Actual enrollment patterns, as presented in the budget document, illustrate the decline in the younger grades. Following are comparisons between 2019-20 and the current year, and the 2023-24 projection following in parentheses:
Kindergarten from 183 to 141 (149); Grade 1, from 197 to 145 (151); Grade 2, from 217 to 184 (153); Grade 3, from 197 to 179 (185); Grade 4, from 201 to 190 (181); Grade 5, from 213 to 218 (194).
During the same period, smaller increases are projected for the upper grades: 12 at John Glenn Middle School and 26 at Bedford High School. The net total for the district is a drop of 154.
Ten years ago, the student population in kindergarten through high school was 2,480.
Kirrane, in her email, acknowledged that “kindergarten is notoriously difficult to project – so many dynamic and variable factors are at play. Time will tell, but smaller incoming classes tend to impact the entire district over time. And it is also true that a couple of larger kindergarten classes can quickly turn around a trend.”

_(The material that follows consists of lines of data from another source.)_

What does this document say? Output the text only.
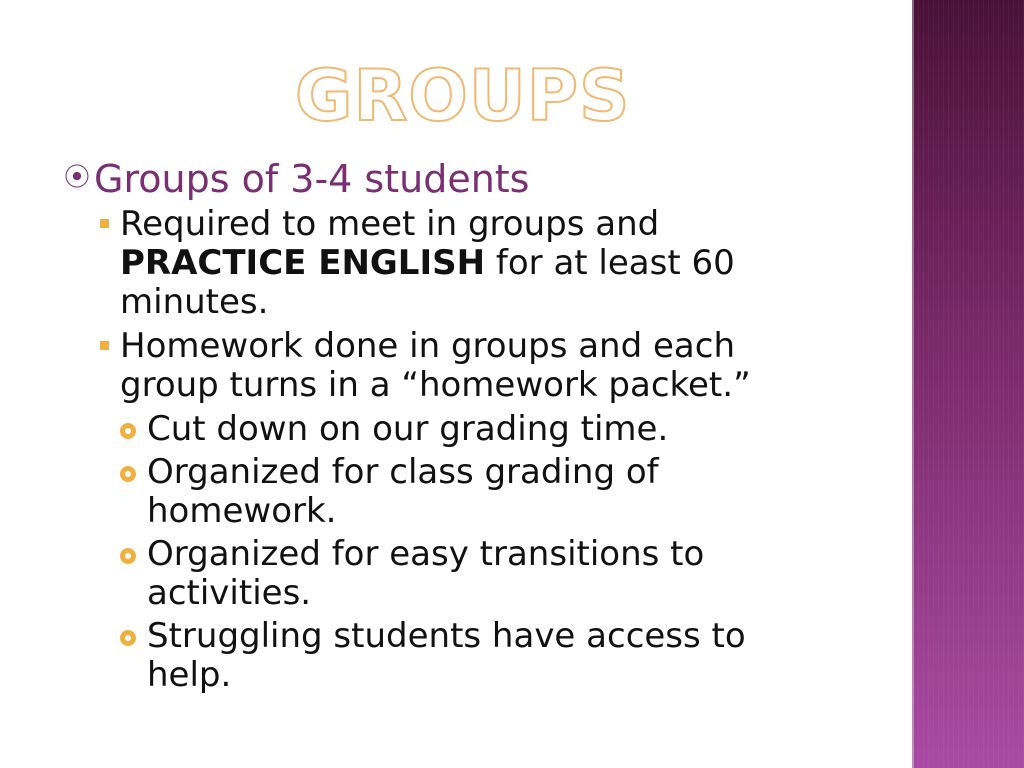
GROUPS
⦿ Groups of 3-4 students
Required to meet in groups and PRACTICE ENGLISH for at least 60 minutes.
Homework done in groups and each group turns in a “homework packet.”
Cut down on our grading time.
Organized for class grading of homework.
Organized for easy transitions to activities.
Struggling students have access to help.
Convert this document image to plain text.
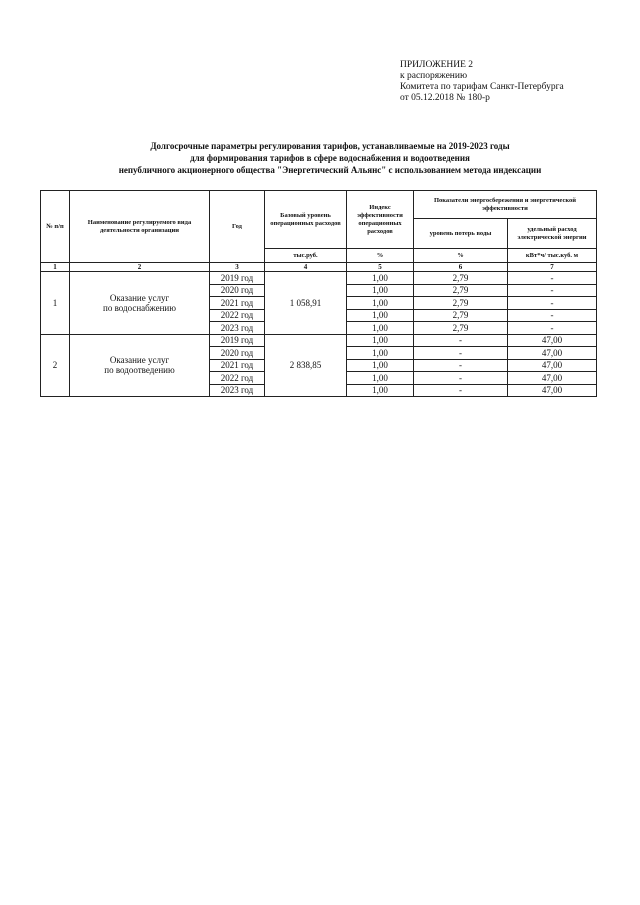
ПРИЛОЖЕНИЕ 2
к распоряжению
Комитета по тарифам Санкт-Петербурга
от 05.12.2018 № 180-р
Долгосрочные параметры регулирования тарифов, устанавливаемые на 2019-2023 годы
для формирования тарифов в сфере водоснабжения и водоотведения
непубличного акционерного общества "Энергетический Альянс" с использованием метода индексации
№ п/п	Наименование регулируемого вида деятельности организации	Год	Базовый уровень операционных расходов	Индекс эффективности операционных расходов	Показатели энергосбережения и энергетической эффективности	
					уровень потерь воды	удельный расход электрической энергии
			тыс.руб.	%	%	кВт*ч/ тыс.куб. м
1	2	3	4	5	6	7
1	Оказание услуг
по водоснабжению	2019 год	1 058,91	1,00	2,79	-
		2020 год		1,00	2,79	-
		2021 год		1,00	2,79	-
		2022 год		1,00	2,79	-
		2023 год		1,00	2,79	-
2	Оказание услуг
по водоотведению	2019 год	2 838,85	1,00	-	47,00
		2020 год		1,00	-	47,00
		2021 год		1,00	-	47,00
		2022 год		1,00	-	47,00
		2023 год		1,00	-	47,00
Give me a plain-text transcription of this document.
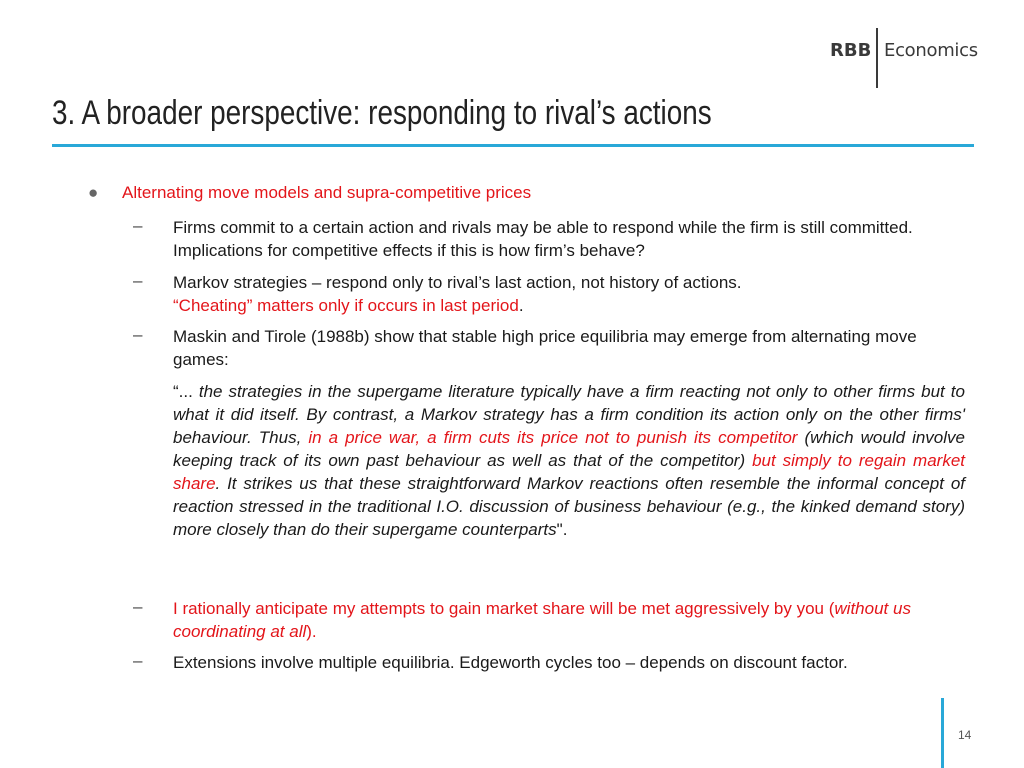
RBB Economics
3. A broader perspective: responding to rival’s actions
● Alternating move models and supra-competitive prices
– Firms commit to a certain action and rivals may be able to respond while the firm is still committed. Implications for competitive effects if this is how firm’s behave?
– Markov strategies – respond only to rival’s last action, not history of actions.
“Cheating” matters only if occurs in last period.
– Maskin and Tirole (1988b) show that stable high price equilibria may emerge from alternating move games:
“... the strategies in the supergame literature typically have a firm reacting not only to other firms but to what it did itself. By contrast, a Markov strategy has a firm condition its action only on the other firms' behaviour. Thus, in a price war, a firm cuts its price not to punish its competitor (which would involve keeping track of its own past behaviour as well as that of the competitor) but simply to regain market share. It strikes us that these straightforward Markov reactions often resemble the informal concept of reaction stressed in the traditional I.O. discussion of business behaviour (e.g., the kinked demand story) more closely than do their supergame counterparts".
– I rationally anticipate my attempts to gain market share will be met aggressively by you (without us coordinating at all).
– Extensions involve multiple equilibria. Edgeworth cycles too – depends on discount factor.
14
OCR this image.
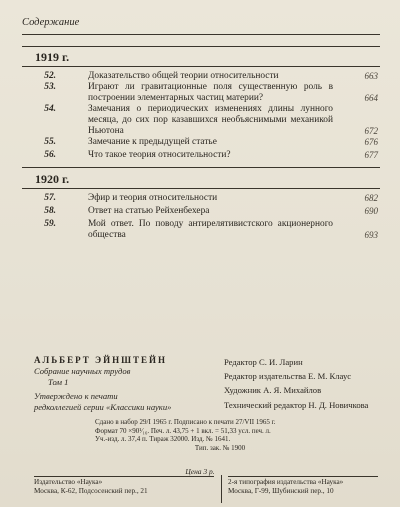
Содержание
1919 г.
52.	Доказательство общей теории относительности	663
53.	Играют ли гравитационные поля существенную роль в построении элементарных частиц материи?	664
54.	Замечания о периодических изменениях длины лунного месяца, до сих пор казавшихся необъяснимыми механикой Ньютона	672
55.	Замечание к предыдущей статье	676
56.	Что такое теория относительности?	677
1920 г.
57.	Эфир и теория относительности	682
58.	Ответ на статью Рейхенбехера	690
59.	Мой ответ. По поводу антирелятивистского акционерного общества	693
АЛЬБЕРТ ЭЙНШТЕЙН
Собрание научных трудов
Том 1
Утверждено к печати
редколлегией серии «Классики науки»
Редактор С. И. Ларин
Редактор издательства Е. М. Клаус
Художник А. Я. Михайлов
Технический редактор Н. Д. Новичкова
Сдано в набор 29/I 1965 г. Подписано к печати 27/VII 1965 г.
Формат 70 ×90¹⁄₁₆. Печ. л. 43,75 + 1 вкл. = 51,33 усл. печ. л.
Уч.-изд. л. 37,4 п. Тираж 32000. Изд. № 1641.
Тип. зак. № 1900
Цена 3 р.
Издательство «Наука»
Москва, К-62, Подсосенский пер., 21
2-я типография издательства «Наука»
Москва, Г-99, Шубинский пер., 10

The enrollment data include 10-year projections. According to the NESDEC website, “These 10-year projections are designed to provide our affiliates with yearly, up-to-date enrollment information that can be used by boards and administrators for effective planning and allocation of resources.”
NESDEC notes in its report that enrollment projections of up to four years are more reliable. Beyond that, the forecasts “may serve as a guide for future enrollments and useful for planning purposes.”
Kirrane concurred. “Typically, the most accurate projections are the near-term ones. Accuracy is lower with five-year and 10-year projections.”
Just two years ago, NESDEC forecast 2022-23 enrollment in kindergarten and grades 1 and 2 as 151, 157, and 174, respectively. The actual numbers are 141, 145, and 184.
There are other variables presented in the enrollment report. For example, there are 112 students who live in Bedford who attend independent and parochial schools, of which 48 are in high school.
Last year, according to the report, there were 34 Bedford students in the category of home-schooled and 49 special education students being educated outside the district.